July 14, 2018 11:29:02 am
Title: Steed of the Jungle God: Thrilling Experiences in the Wild
Author: Raza H Tehsin (with Arefa Tehsin)
Publisher: National Book Trust India
Price: Rs 575
As I was reading Steed of the Jungle God, written by Raza H. Tehsin, I began to think about the expectations with which most of us begin reading a book, and how, those expectations make or mar the experience. With Steed of the Jungle God, I made the mistake of thinking that this was one of those books that are chock-full of the sort of delightful tales from jungles, featuring panthers with personality and mongooses with moxie, that we’ve come to expect from those who write about the wild. In these types of stories, one senses that this is a choice (deliberate or otherwise) made by the writer in order to make the jungle and its denizens seem a little less alien and frightening, even as he or she is careful to spell out that the said denizens are to be treated with the utmost respect and caution.

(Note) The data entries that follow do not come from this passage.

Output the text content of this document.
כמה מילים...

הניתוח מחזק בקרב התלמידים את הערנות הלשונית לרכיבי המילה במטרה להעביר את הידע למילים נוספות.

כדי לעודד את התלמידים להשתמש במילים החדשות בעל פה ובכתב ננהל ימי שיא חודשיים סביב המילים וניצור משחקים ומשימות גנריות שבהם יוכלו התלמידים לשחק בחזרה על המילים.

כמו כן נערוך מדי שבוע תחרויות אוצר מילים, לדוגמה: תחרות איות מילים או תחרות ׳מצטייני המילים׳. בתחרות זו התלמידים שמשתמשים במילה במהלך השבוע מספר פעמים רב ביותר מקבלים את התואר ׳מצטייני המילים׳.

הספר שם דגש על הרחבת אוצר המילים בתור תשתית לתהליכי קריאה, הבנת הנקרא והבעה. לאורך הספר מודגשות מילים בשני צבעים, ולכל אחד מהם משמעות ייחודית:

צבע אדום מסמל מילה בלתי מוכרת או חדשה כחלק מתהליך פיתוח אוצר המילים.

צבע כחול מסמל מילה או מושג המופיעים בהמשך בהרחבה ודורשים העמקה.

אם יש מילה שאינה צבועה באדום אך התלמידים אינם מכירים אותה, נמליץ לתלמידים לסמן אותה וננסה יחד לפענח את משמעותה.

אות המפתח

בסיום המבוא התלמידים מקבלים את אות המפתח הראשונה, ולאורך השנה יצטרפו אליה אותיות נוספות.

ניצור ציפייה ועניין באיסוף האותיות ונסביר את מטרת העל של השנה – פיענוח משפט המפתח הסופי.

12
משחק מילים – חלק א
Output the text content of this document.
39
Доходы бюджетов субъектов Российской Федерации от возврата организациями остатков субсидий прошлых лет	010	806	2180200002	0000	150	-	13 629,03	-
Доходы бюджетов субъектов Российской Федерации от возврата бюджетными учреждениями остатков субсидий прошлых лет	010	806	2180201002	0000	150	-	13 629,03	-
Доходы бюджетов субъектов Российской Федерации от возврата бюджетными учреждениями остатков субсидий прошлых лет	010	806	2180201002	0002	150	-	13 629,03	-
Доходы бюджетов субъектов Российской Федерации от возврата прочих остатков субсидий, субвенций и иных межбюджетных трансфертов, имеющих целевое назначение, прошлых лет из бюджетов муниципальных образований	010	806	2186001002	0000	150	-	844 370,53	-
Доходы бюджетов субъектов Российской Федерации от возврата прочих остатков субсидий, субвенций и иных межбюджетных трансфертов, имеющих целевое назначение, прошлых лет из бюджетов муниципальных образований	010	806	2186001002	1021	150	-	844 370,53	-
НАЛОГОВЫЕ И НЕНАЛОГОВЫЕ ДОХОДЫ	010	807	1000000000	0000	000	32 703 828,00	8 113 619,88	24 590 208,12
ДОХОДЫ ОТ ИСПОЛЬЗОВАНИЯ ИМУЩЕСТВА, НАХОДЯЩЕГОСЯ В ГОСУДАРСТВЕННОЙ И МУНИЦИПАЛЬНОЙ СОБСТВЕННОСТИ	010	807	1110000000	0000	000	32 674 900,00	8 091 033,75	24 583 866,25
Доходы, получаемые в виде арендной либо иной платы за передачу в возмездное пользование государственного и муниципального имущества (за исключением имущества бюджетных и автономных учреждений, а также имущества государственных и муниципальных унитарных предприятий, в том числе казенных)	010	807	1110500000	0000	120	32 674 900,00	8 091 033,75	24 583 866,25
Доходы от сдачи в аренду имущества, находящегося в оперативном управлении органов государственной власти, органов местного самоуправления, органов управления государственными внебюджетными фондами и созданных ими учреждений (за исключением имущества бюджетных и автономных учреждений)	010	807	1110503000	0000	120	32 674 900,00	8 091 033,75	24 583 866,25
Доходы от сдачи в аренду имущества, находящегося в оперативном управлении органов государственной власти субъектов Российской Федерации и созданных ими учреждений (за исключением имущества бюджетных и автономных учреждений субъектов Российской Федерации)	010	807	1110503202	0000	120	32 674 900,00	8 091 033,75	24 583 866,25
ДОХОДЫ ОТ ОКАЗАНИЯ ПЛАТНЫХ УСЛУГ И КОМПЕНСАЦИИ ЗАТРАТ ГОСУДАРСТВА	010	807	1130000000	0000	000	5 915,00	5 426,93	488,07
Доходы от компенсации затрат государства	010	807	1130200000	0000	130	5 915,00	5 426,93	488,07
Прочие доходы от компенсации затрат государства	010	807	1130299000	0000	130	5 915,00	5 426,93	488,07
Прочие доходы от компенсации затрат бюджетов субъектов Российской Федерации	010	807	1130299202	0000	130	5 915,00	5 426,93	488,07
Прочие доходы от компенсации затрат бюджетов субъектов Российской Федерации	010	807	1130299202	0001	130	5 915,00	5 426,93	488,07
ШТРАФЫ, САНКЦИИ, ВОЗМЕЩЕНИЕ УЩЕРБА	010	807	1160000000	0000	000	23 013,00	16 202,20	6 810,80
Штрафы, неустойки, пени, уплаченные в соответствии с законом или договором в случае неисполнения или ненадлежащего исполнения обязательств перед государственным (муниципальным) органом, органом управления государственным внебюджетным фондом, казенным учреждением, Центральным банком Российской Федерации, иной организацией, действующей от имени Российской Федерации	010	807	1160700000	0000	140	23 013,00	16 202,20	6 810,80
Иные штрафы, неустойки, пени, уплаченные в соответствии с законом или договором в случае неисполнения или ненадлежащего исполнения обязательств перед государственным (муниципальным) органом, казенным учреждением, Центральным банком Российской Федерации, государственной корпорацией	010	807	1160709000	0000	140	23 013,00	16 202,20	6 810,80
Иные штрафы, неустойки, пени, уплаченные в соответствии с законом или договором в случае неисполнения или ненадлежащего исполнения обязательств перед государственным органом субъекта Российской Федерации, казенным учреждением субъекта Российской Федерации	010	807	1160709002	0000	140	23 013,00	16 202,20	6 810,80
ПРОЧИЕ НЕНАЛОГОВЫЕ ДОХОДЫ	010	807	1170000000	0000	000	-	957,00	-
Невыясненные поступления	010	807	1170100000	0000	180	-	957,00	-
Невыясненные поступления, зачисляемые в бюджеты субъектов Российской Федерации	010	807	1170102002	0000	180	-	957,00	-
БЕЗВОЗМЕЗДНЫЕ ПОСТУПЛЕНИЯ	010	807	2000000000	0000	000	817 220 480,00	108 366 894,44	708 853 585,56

If you go in expecting tales of this sort from Steed of the Jungle God — as I did — then you’ll be disappointed — as I was, for a while. And that would be unfair to a book that actually contains many a strange and lovely story. Tehsin, a pioneering wildlife conservationist, was born to tell these stories, having been brought up in a family that was entrenched in the hunter’s way of life. He and his siblings were introduced to guns at an early age, developed a love for the great outdoors and were trained in the art and principles of shikar (“It is not sporting to shoot any animal over waterholes, except big cats”).
Tehsin’s goal with this book is not the same as that of many other writers of the wild. His stories are not meant to reassure us that yes, langurs and sloth bears and owls are “just like us only”, but to introduce us to a way of life that is now almost extinct. And, while the tales are mostly nostalgic in tone, Tehsin doesn’t flinch from recounting instances of abject misery that he would frequently encounter in those long ago days. In the prologue, for example, he tells us of how he helped combat guinea worm infections —a major health issue — in a village in southern Rajasthan and notes that the afflicted tribals feared death in the family not because of the loss of a loved one, but because they didn’t have money to cremate the dead. The writer draws our attention to these lives, which are still written about so little, not with the avidity of one trying to make a sensation, but the sensitivity of a person who has spent considerable time living with and witnessing this misery.
But Tehsin’s main aim is to recall to us the fact that the wild holds powers and secrets that we may never be able to fathom. This is where the writing — which sometimes seems bogged down with irrelevant recollections — really shines. Here, the panther in the jungle, eyes glowing the dark, or the gargantuan crocodile taking over a small village pond, acquires the dimensions of a legend, and, offers direct proof of why most animals — and not just the bovine variety — were once worshipped as deities.
Take the title story, for instance, which hints at the secrets contained within Panarwa, a dense jungle turned into a wildlife sanctuary, that lies to the east of Udaipur. One of these secrets is the identity of the “Devta ka Ghoda” or “Devta ro Ghodo” (Steed of the Jungle God) and the story of how the writer encounters this strange creature distinctly lowers the temperature of the reader’s spine. The book abounds in tales like this — singular and mysterious — but the idea isn’t to scare the reader stiff. Even as he recalls the legends of the many chalawa (apparitions), bhoot paleet (ghosts and spirits) and dakkan (witches) that dot the landscape of south Rajasthan, Tehsin is quick to point to the natural phenomena that give birth to such tales. It could, as happens in one story, simply be a pair of Great Horned Owls scaring the wits out of the locals, or, as happens in another story, a bevy of thieving otters putting the fear of god into a group of friends. Still, some questions cannot be answered, and the thought with which one ends the book is that, perhaps, one of the things we lose as India loses her once thick forest cover, is our sense of wonder and mystery.